A Peep into the Past
Beerbohm wrote this satire on Oscar Wilde in late 1893 or early 1894 for publication in the first number of The Yellow Book, but it was held over to make way for Beerbohm's essay A Defence of Cosmetics, which appeared in that journal in April 1894. The essay was possibly withheld because of the impending Wilde scandal. A Peep into the Past was never published in The Yellow Book. In 1894 Wilde was at the height of his fame.
In A Peep into the Past Beerbohm portrays Wilde as a staid old gentleman with a somewhat suspicious procession of page-boys passing backwards and forwards through his neighbourhood in Chelsea: "Once a welcome guest in many of our Bohemian haunts, he lives a life of quiet retirement in his little house in Tite Street with his wife and two sons, his prop and mainstay, solacing himself with many a reminiscence of the friends of his youth"... "The old gentleman" (Wilde was 39) continues to write; indeed, he "has not yet abandoned his old intention of dramatising Salome..." 

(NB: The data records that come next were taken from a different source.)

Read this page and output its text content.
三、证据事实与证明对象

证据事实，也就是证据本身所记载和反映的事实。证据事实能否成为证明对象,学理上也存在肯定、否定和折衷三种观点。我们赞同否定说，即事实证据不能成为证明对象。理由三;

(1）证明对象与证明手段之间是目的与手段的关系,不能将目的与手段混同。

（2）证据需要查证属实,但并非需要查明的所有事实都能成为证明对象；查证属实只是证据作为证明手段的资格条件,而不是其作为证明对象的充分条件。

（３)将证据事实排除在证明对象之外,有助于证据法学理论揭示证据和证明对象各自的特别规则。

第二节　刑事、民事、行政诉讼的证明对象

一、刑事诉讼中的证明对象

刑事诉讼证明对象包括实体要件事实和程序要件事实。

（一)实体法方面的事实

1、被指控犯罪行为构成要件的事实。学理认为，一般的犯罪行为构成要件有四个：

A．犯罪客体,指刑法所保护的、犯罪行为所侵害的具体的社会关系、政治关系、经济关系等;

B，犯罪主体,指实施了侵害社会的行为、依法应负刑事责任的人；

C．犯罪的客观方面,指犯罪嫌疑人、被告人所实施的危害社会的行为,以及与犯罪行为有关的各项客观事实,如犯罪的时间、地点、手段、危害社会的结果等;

A cutting commentary on Wilde's club life, Beerbohm writes, "He never nowadays even looks at the morning papers, so wholly has he cut himself off from the society, though he still goes on taking the Athenaeum, in the hopes that it may even now do the same to him." In 1894 The Athenaeum was London's premier club for eminent men of letters and science. Its membership was made up of the greatest British writers in the nineteenth century. Wilde's name is a conspicuous absence.
Printed privately in 1923 in a limited edition of 300 copies on Japan Vellum, A Peep into the Past was published in a glassine wrapper with a card slipcase and box. The first four pages are a facsimile of Beerbohm's original handwritten manuscript.